La coalition gouvernementale allemande se trouve sur le point d’adopter des réformes majeures, à commencer par celle du système de santé. Avec des besoins financiers croissants et des déficits budgétaires à combler, cette réforme est cruciale. La réunion prévue du cabinet pourrait marquer le début de changements significatifs, avec en toile de fond les discussions sur le budget 2027.

Les objectifs de la réforme de la santé

Les coûts de la santé ont explosé ces dernières années, poussant le gouvernement à proposer une révision en profondeur de l’assurance maladie. Le projet de loi élaboré par la ministre de la Santé, Nina Warken, vise à économiser près de 20 milliards d’euros dès l’année prochaine, tout en maintenant stables les taux de cotisation pour les assurés.

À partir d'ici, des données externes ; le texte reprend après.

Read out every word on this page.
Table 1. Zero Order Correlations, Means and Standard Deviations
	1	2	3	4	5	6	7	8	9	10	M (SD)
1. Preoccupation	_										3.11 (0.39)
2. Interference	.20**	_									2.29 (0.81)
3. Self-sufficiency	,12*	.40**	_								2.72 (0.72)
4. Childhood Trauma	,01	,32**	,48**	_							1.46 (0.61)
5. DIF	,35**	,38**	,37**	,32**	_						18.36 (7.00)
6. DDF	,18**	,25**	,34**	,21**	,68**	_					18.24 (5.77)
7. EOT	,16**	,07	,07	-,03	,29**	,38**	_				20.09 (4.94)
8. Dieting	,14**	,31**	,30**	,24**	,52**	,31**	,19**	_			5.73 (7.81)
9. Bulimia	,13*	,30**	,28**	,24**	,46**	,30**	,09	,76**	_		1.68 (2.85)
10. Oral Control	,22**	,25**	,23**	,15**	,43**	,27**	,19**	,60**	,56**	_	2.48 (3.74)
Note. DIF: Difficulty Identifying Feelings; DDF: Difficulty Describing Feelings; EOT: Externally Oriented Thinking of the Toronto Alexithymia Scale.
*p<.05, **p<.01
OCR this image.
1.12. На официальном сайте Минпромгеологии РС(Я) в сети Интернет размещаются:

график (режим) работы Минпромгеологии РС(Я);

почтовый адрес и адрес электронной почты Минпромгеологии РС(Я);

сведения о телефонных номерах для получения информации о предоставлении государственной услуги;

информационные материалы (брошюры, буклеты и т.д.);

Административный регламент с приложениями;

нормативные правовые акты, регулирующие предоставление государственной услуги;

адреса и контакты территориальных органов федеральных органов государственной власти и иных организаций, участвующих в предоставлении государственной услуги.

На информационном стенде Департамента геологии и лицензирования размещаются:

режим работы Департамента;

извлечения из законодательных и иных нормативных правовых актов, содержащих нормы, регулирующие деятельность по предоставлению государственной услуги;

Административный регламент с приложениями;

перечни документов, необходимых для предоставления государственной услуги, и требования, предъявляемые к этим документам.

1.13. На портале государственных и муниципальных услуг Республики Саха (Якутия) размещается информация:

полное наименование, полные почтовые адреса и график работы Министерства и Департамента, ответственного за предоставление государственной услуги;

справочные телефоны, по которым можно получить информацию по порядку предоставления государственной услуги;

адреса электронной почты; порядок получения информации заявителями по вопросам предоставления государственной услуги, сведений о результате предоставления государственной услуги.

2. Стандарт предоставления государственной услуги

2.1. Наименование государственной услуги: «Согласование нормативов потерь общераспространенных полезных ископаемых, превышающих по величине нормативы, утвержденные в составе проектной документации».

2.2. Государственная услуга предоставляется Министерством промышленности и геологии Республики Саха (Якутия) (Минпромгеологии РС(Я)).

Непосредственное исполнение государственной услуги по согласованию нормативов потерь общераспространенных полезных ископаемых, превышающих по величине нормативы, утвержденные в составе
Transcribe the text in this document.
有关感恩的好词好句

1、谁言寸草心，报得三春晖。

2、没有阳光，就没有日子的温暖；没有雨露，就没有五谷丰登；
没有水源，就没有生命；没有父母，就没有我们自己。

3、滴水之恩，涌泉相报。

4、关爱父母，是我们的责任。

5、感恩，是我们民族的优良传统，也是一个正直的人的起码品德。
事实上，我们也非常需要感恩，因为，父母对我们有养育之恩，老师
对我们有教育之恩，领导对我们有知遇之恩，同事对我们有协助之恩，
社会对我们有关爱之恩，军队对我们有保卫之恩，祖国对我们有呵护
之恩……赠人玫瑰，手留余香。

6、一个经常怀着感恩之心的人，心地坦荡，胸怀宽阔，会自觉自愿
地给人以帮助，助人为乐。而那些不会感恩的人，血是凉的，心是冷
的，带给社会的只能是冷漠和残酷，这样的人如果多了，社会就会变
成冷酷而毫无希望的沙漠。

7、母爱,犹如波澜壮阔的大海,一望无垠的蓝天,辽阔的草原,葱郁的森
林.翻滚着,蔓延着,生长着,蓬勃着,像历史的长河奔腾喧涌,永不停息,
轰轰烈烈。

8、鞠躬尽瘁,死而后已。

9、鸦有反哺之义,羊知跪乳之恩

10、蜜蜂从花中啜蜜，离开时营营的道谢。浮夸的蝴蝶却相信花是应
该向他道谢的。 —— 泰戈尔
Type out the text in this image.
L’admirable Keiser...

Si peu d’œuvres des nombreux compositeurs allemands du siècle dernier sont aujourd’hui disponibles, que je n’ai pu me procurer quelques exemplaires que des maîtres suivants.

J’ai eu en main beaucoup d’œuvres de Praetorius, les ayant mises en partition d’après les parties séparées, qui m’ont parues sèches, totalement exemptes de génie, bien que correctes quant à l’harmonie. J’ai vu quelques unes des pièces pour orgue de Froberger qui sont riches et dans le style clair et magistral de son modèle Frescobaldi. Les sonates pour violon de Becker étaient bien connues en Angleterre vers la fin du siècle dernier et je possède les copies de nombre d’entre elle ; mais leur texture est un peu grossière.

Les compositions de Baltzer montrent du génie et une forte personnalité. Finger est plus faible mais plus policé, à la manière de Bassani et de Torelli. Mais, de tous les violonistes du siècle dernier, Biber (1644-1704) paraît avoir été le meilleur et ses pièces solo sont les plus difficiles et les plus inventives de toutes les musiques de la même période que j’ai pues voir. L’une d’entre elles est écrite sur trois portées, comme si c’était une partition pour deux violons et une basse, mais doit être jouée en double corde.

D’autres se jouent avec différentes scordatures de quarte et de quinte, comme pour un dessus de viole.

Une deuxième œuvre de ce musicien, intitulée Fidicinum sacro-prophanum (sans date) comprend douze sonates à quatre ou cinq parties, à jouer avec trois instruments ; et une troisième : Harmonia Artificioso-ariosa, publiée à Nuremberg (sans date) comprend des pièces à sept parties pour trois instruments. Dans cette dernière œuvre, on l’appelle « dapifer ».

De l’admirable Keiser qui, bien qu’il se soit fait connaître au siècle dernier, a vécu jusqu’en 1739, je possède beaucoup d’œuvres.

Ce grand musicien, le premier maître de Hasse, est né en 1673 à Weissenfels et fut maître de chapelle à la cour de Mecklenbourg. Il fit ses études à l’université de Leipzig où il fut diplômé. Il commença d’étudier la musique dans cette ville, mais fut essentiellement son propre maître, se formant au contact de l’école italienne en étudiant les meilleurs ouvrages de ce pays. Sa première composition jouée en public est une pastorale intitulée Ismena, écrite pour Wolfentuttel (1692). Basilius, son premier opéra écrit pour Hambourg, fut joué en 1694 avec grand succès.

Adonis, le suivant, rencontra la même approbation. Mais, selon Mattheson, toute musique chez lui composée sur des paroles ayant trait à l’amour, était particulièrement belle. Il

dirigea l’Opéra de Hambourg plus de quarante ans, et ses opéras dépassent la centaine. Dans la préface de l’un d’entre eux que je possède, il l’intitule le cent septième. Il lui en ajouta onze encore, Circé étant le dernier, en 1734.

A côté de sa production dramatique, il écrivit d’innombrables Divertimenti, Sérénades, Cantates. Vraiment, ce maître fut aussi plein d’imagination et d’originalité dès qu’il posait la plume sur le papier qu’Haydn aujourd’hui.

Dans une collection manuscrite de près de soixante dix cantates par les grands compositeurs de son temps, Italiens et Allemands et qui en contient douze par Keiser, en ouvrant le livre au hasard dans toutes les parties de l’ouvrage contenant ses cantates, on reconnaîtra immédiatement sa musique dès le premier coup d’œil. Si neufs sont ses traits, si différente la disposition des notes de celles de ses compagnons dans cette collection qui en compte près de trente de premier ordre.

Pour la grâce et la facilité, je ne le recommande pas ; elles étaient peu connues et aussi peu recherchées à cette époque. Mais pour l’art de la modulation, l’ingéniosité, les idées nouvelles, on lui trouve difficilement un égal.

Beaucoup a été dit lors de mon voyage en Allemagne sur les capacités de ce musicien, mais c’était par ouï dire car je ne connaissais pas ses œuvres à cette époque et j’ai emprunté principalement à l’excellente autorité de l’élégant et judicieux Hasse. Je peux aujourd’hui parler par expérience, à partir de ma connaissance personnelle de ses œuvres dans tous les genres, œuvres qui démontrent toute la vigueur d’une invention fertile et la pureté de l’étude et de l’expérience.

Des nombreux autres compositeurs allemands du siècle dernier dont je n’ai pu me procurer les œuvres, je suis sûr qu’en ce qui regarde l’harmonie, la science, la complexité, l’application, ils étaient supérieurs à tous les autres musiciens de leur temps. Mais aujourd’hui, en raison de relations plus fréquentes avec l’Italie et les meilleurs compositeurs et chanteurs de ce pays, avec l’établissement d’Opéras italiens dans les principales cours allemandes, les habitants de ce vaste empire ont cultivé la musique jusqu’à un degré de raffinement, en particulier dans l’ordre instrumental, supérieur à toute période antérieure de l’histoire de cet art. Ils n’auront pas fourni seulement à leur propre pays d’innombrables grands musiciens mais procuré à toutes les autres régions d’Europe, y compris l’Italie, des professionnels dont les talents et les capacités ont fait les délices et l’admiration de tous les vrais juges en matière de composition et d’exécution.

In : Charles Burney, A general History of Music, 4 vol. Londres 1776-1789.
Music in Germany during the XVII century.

Les impacts pour les assurés

Cependant, cette réforme ne viendra pas sans sacrifices. Les assuré(e)s doivent s’attendre à des coupes significatives : restriction de la couverture familiale gratuite, augmentation des contributions pour les médicaments, hausse de la limite de cotisation, diminution des indemnités journalières maladie et suppression de certains soins préventifs, comme le dépistage du cancer de la peau.

Les prestataires de services de santé, tels que les cliniques et les fabricants de médicaments, sont également concernés par ces ajustements.

Les acteurs de la coalition et leurs réactions

Les partenaires de la coalition semblent optimistes que les décisions seront prises lors de la prochaine réunion. Le chancelier Friedrich Merz à confirmé que le projet était quasi finalisé. Cependant, des voix discordantes s’élèvent. Le chef de la fractions SPD, Matthias Miersch, a exprimé des inquiétudes concernant l’équité du projet vis-à-vis des assurés, soulignant qu’il doit être “socialement équilibré”.

Les préoccupations de l’SPD et de la CSU

Le débat autour de la réduction des coûts dans le système de santé a suscité des critiques au sein même de la coalition. Des propositions de taxation accrue sur l’industrie pharmaceutique, avancées par le SPD, font partie des solutions envisagées pour alléger le fardeau sur les assurés.

Par ailleurs, la CSU rejette certaines réformes, comme la suppression de la couverture gratuite pour les partenaires. Markus Söder, son chef, a affirmé que cela n’était pas envisageable, mettant en avant la nécessité d’une approche équilibrée et juste.

Les défis budgétaires à anticiper

En plus des réformes de santé, la question de la gestion budgétaire reste brûlante. Avec des déficits grandissants, la “règle d’or” budgétaire, qui impose des limites à l’endettement, est à l’ordre du jour. L’SPD appelle à une réflexion sur la suspension de cette règle, surtout en cas d’aggravation de la crise économique mondiale.

Le chef de la CDU, Carsten Linnemann, s’oppose fermement à de nouvelles dettes, affirmant que cela relèverait de la paresse politique. En résonance, le chancelier a précisé qu’il ne voyait pas la nécessité d’augmenter l’endettement et qu’il fallait se concentrer sur la consolidation budgétaire.

Les étapes à venir

Les décisions à venir ne représentent que le début d’un long processus. Après l’approbation par le cabinet, le projet de réforme de la santé devra passer par des débats au Bundestag et au Bundesrat. Dirk Wiese a déclaré que l’objectif était d’avoir cette réforme adoptée d’ici l’été, tandis que le débat sur le budget se déroulera durant la seconde moitié de l’année.

En somme, si les membres de la coalition semblent prêts à conclure des accords, de nombreux défis demeurent avant une mise en œuvre effective des réformes envisagées.